Cape Verde is more inclined to upholding equality between governmental institutions (civic). Hence, the citizens of Cape Verde prefer to live abroad. [6]  Saint Helene is part of the United Kingdom parliamentary rule, and so it is collectivist, because in British parliament, citizens tend to obey the laws once they are passed by the sovereign elite, and nothing much can be done, as far as opposing the common direction of civil complacency is concerned. [7]

      Mauritania persists in making race and ethnicity, the prime movers of dynamic change when it comes to culture (ethnic). The nations which compound ethnic motivations with authoritarian rule (ethnic-collectivist) are Burkina and Sierra Leone. The nation of Togo is democratic and liberal in its sociological ways (individualistic).

Contemporary Issues for Nationalism in Western Africa

     Western Africa is a region divided by cultural diversity, and colonial influences vary in their characteristic qualities, from nation to nation- with the exception of Saint Helena. In efforts to gain their independence from their colonizers, the West African nations have struggled not to lose their individual voice as members of one of the most marginalized conglomerate of newly industrializing country (NIC) economies. [8] Yes, the plight of the West African region concerning the preservation of equality among sovereigns and citizens amidst the world view of cultural relativism [9] has been a struggle. When nations are led to believe that there are races more superior than others, there lies the root of ethnic factions and racial schism. [10] 

 New historicists proclaim that history is not meant to be subject to individual and collective prejudice. [11] The practical approach is to equate the liberation of man with the liberation of the mind.
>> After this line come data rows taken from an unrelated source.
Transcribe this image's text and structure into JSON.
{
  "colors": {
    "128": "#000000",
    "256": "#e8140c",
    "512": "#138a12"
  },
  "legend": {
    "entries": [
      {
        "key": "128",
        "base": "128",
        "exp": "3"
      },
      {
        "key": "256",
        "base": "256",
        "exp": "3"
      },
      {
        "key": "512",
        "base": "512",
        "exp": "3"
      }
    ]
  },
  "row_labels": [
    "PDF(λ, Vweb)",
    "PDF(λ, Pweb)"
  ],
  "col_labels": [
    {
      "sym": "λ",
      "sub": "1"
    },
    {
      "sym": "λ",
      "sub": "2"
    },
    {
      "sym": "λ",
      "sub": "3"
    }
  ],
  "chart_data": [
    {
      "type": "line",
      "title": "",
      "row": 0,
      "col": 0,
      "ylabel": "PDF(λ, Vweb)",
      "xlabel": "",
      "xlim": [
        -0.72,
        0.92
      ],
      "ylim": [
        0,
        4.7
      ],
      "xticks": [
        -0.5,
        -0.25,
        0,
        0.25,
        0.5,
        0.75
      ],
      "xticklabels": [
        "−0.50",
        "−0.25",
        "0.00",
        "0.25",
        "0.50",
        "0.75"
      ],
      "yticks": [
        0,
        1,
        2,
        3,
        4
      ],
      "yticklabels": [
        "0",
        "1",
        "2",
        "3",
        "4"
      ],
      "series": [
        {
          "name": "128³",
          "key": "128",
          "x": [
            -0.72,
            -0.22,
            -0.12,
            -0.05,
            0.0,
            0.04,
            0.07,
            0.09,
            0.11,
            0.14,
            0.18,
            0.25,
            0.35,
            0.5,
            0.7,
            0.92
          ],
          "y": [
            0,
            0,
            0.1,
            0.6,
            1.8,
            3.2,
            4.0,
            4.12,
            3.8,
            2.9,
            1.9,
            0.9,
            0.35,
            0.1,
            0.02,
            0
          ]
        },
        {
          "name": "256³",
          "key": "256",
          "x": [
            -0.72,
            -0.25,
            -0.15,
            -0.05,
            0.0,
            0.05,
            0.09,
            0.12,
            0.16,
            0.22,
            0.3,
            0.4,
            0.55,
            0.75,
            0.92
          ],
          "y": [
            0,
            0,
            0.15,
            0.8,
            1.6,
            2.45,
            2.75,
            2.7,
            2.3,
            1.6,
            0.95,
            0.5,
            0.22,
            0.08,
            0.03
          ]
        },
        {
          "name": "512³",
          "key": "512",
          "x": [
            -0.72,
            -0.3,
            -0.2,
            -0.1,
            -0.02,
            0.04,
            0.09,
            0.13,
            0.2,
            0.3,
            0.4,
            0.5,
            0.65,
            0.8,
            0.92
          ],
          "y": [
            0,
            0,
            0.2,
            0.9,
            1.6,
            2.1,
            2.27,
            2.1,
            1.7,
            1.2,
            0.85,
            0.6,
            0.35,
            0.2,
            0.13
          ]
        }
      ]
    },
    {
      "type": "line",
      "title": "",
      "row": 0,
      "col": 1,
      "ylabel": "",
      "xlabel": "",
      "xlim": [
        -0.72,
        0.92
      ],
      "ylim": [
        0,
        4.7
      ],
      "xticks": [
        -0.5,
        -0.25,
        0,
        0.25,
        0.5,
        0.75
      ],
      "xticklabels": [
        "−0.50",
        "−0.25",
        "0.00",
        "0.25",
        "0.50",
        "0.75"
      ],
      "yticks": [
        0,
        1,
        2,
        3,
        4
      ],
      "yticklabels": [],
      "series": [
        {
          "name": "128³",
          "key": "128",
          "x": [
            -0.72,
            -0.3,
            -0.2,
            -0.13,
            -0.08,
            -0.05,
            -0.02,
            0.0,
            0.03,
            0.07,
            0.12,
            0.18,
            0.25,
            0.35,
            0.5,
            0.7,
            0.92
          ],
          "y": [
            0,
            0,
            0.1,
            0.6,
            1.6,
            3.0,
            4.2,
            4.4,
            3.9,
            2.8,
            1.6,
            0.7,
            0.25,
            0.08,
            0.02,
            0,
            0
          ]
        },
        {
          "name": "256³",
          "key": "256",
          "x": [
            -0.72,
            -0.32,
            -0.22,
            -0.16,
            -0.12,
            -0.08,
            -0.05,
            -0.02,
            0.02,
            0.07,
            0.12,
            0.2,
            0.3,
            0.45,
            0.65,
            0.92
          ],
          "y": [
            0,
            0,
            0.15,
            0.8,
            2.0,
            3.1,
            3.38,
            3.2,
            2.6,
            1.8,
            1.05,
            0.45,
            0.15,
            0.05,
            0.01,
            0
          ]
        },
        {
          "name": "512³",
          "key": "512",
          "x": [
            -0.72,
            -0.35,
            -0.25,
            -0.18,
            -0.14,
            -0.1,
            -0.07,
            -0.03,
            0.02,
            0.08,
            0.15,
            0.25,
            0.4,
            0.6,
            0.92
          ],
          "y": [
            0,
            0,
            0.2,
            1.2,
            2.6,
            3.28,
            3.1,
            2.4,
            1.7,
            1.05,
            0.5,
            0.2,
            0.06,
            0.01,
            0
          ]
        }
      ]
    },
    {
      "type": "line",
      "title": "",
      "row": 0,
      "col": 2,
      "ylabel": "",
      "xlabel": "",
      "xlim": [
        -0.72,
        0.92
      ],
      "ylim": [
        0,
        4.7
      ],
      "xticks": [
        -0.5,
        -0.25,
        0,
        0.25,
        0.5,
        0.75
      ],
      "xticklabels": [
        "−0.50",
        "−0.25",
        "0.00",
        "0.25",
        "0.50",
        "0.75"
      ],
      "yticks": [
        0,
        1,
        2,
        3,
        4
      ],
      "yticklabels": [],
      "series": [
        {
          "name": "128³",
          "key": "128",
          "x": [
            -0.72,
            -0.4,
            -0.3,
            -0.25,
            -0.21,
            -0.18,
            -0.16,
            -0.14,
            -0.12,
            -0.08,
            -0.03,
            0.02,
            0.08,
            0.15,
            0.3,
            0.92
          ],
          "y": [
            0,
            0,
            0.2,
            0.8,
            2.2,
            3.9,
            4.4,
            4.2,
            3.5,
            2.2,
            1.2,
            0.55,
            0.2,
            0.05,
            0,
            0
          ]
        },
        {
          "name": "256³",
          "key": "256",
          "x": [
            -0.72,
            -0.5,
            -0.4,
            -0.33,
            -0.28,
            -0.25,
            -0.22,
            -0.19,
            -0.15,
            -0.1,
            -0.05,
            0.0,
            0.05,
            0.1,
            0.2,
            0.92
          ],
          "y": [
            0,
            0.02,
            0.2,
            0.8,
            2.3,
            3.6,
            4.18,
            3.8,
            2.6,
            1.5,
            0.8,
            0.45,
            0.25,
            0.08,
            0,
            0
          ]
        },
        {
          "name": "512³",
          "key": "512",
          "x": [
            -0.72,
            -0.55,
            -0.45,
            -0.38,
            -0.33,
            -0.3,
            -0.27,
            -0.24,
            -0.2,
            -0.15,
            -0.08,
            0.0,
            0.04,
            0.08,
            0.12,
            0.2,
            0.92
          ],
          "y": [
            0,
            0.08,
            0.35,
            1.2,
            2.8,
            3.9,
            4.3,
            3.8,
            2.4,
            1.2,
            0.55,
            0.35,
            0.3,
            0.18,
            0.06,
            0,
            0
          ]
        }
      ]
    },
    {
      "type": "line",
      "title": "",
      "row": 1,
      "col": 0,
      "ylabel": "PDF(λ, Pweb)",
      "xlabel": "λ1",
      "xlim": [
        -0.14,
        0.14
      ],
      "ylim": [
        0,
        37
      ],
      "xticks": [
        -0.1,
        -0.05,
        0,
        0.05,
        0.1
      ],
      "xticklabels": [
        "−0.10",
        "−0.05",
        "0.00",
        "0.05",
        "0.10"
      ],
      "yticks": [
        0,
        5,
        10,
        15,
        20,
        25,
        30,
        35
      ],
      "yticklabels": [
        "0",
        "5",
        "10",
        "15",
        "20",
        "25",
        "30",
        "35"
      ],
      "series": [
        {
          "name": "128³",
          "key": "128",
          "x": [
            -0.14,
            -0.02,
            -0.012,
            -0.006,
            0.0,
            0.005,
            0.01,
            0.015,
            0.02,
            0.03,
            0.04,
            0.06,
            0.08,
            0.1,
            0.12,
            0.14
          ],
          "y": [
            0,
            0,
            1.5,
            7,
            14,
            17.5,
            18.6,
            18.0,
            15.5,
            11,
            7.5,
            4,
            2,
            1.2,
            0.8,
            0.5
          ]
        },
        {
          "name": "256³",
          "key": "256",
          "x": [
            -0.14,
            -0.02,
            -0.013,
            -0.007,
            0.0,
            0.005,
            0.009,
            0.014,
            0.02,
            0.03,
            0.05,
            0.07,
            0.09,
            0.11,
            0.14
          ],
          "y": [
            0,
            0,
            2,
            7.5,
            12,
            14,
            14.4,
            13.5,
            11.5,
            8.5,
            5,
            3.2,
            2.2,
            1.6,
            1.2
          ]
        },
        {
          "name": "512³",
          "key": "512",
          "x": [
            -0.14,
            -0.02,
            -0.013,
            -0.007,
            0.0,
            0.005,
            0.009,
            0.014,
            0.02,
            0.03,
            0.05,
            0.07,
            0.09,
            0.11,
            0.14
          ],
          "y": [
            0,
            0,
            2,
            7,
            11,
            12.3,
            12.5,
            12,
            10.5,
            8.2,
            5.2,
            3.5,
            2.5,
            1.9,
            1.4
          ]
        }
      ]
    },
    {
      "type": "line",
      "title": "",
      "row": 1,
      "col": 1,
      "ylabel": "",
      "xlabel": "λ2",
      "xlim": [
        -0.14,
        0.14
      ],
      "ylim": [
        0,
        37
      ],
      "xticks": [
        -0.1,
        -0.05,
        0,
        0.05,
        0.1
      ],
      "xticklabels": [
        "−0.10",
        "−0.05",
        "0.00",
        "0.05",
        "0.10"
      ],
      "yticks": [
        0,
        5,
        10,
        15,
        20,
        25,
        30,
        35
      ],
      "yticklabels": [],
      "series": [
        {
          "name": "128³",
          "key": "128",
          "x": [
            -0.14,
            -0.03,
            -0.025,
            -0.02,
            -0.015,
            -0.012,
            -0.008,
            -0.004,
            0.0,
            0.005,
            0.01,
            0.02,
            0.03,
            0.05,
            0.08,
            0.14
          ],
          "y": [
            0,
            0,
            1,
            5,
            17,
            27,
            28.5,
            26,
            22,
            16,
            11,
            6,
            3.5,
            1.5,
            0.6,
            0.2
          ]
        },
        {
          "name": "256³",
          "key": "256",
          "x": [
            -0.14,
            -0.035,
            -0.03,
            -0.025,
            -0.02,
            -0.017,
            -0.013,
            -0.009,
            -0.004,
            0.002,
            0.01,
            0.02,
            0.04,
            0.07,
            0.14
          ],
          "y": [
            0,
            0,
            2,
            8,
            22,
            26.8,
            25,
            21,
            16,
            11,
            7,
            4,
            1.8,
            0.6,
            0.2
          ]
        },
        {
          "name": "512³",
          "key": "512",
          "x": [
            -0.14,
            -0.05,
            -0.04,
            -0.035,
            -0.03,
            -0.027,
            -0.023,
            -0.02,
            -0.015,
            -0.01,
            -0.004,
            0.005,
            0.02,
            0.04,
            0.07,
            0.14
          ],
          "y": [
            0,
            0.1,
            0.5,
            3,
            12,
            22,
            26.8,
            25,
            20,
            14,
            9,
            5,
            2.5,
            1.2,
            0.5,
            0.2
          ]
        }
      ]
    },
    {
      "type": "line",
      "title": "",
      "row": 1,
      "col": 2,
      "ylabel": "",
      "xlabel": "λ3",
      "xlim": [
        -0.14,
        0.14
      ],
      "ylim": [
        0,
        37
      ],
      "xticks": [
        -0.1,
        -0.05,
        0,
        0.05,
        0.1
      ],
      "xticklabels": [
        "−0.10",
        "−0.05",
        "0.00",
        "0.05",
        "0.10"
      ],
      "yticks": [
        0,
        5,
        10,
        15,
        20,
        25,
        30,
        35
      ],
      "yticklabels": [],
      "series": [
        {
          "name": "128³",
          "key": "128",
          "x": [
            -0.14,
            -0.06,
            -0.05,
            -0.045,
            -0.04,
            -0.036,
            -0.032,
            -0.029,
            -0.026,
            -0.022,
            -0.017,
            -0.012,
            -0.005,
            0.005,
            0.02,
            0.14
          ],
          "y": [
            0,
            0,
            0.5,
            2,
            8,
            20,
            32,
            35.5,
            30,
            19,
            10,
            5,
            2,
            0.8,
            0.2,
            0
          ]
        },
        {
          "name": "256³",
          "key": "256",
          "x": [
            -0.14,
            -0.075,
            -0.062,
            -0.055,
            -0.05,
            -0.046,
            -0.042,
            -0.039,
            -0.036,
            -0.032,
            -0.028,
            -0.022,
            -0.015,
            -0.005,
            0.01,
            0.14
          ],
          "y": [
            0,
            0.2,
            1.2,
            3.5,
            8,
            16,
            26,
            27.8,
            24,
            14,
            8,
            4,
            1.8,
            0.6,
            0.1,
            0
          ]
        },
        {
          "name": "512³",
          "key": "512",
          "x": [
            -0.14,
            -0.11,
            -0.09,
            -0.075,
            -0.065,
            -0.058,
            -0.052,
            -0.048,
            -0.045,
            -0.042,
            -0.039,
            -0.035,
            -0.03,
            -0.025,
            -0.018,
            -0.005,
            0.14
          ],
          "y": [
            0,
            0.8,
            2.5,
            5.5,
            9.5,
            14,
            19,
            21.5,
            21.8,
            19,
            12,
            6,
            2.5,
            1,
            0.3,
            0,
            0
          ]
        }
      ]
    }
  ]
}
Contemporary issues for nationalism in Western Africa, stem from pluralistic ideologies pertaining to awareness via education, gender studies, and a culture of mediation. [12]
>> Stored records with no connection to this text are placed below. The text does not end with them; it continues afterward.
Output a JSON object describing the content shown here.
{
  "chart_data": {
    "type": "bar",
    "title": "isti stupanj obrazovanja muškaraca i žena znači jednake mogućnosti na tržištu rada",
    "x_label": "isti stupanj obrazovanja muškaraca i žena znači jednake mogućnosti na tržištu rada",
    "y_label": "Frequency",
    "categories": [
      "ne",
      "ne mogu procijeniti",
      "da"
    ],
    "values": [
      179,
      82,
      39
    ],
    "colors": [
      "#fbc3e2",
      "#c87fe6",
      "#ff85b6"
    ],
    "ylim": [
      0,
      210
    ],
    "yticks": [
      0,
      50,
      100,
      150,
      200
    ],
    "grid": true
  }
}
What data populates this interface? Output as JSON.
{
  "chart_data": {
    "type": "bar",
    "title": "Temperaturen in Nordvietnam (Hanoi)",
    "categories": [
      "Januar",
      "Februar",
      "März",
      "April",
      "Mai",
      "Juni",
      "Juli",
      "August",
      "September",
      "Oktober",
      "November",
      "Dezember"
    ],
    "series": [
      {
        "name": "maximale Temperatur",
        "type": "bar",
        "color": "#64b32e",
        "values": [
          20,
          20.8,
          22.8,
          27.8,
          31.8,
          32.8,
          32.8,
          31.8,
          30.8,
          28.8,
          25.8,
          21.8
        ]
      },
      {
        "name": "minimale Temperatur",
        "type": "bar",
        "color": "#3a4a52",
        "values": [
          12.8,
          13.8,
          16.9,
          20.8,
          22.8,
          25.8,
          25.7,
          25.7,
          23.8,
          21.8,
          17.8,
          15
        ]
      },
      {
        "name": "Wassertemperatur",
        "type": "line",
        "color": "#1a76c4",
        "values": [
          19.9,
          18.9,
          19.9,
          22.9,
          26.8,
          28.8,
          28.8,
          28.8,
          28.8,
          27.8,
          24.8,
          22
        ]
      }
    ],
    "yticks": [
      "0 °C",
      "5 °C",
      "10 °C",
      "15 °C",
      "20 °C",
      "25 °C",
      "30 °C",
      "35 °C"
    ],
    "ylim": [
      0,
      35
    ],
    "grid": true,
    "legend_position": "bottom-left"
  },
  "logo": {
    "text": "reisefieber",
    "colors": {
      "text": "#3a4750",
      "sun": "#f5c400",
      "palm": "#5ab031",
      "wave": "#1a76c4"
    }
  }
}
    There is a need to equate awareness with introspection, for nations should look within themselves in order to judge whether the country is at war with itself or if it is still divided by the remnants of their colonial past.

The meaning of sophistication lies in how much simplicity one can manage to utilize without revealing that he did not begin with a compound but rather, with only one element. The representative building block of complexity in matters of importance, aspects of scholarship that demand meticulous handling especially in the laborious processes of regression (for results consequently become the machinery for high development) is a single unit of intuition.

    A nationalist will always base his analysis on his own historical awareness. [13]  Those who focus on the importance of nationhood and equality will look at ambiguities first; try to understand the origin of these ambiguities, before finding solutions.

Presently, Western Africa continuously undergoes periods of unrest and dissatisfaction. Mediation and regional talks will necessarily act as channels by which cultural pasts can reconnect, converge, and unity of heritage may cease to be an elusive product.

Recommendations for further Study

      Having studied and presented a historical survey of the different nationalism categories that define the ethnicity and racial autonomy of Western Africa as a region, here are some recommendations for further studies.

  • What does continued marginalization amongst gender groups in racial bound institutions, imply about the future condition of world politics?
  • How does the ethnic position of Western Africa affect the global economy?
  • Is Western Africa a dichotomy or an enigma?
  • Will Sierra Leone act as a catalyst for change in the history of African Civilization?
  • Is nationalism a point for research, only if it is isolated within the context of history?